Direktur Jenderal Pendidikan Vokasi dan Layanan Khusus, Tatang Muttaqin, ikut menegaskan bahwa MPLS Ramah ini harus inklusif. Artinya, semua anak — termasuk di sekolah vokasi dan pendidikan khusus — punya hak merasakan sambutan yang hangat dan manusiawi.
“MPLS ini bukan seremoni, tapi bentuk komitmen buat wujudkan sekolah yang bebas kekerasan dan menghargai perbedaan,” ujarnya.
Kepala Pusat Penguatan Karakter, Rusprita Putri Utami, juga menjawab banyak pertanyaan dari guru dan orang tua. Salah satunya soal istilah “Ramah”, apakah itu akronim? Jawabannya: bukan. Ramah ya berarti ramah — hangat, bersahabat, menyenangkan.
Rusprita juga ngingetin bahwa tugas utama MPLS tetap ada di guru. OSIS dan MPK boleh bantu, tapi cuma sebagai teman seperjalanan yang mendampingi murid baru, bukan yang ngatur-ngatur apalagi intimidatif.
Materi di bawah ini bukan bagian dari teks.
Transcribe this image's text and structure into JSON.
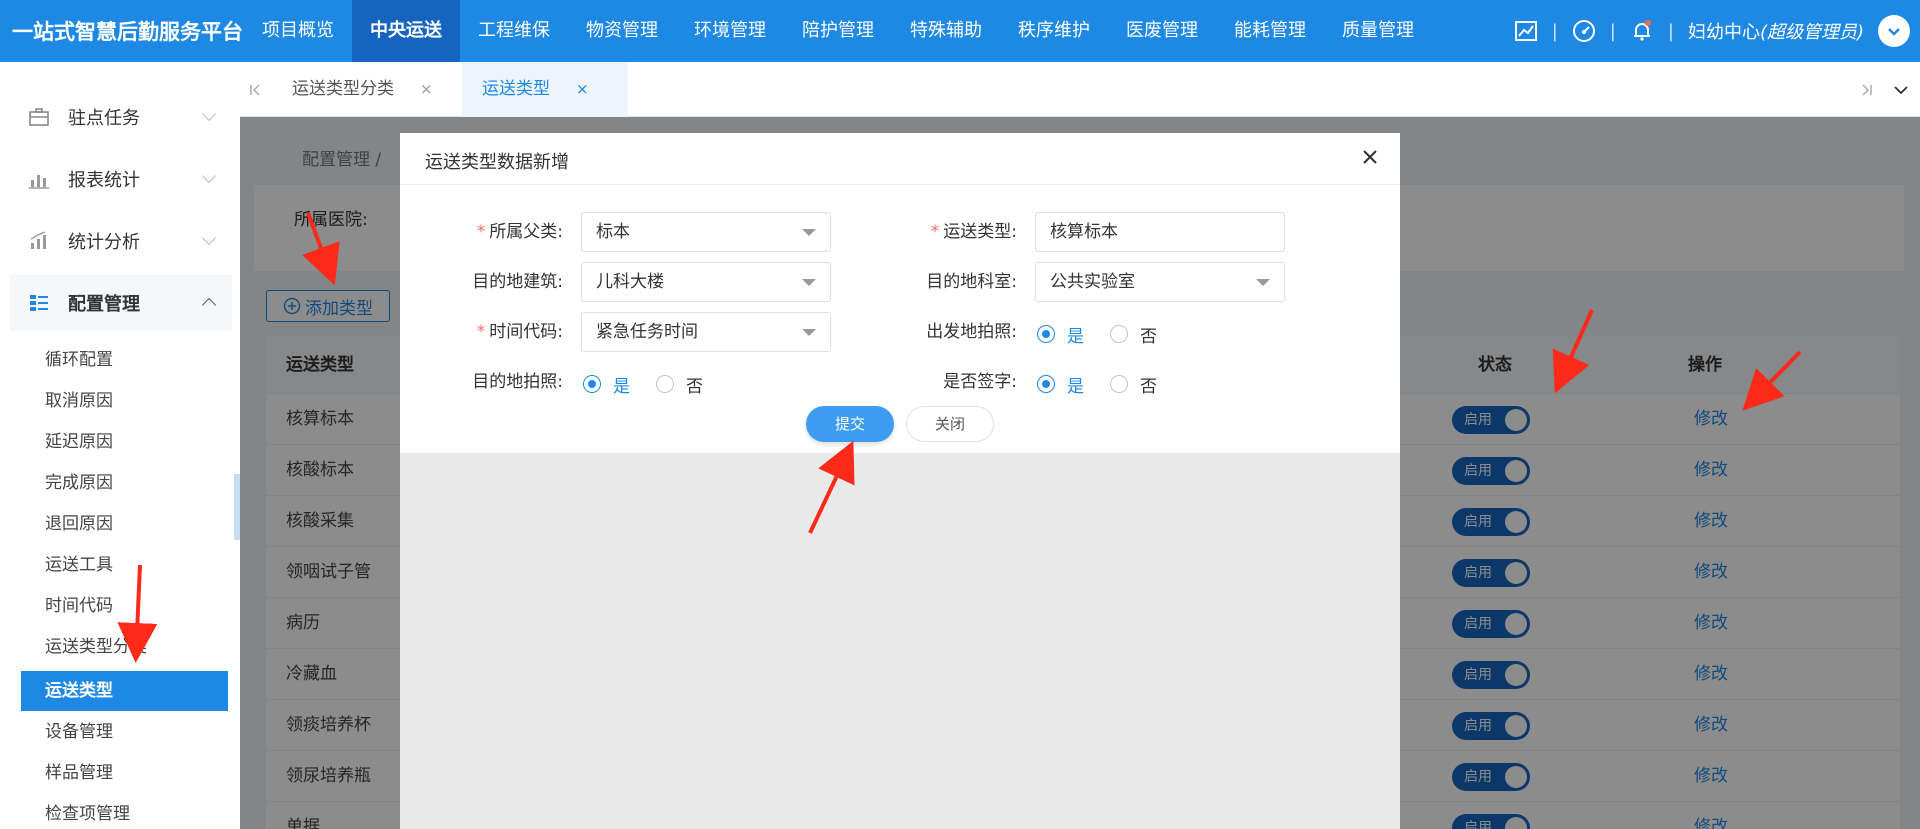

“Sekolah bukan tempat ‘ngerasain mental’, tapi ruang aman buat tumbuh. Dan orang tua punya peran penting sebagai support system sejak hari pertama,” tegas Rusprita.
MPLS Ramah bukan cuma program tahunan. Ini adalah langkah awal menuju ekosistem pendidikan yang lebih manusiawi, lebih menyentuh, dan pastinya lebih menyenangkan buat semua anak Indonesia.
“Kalau sekolah adalah rumah kedua, maka harusnya terasa hangat dan penuh dukungan. Itulah semangat di balik MPLS Ramah,” tutup Rusprita.
Jadi, selamat datang di sekolah, wahai murid-murid baru. Tak perlu takut, tak perlu tegang. Karena mulai tahun ini, sekolah tak lagi jadi tempat uji nyali — tapi ruang yang ramah, hangat, dan siap menumbuhkan mimpi.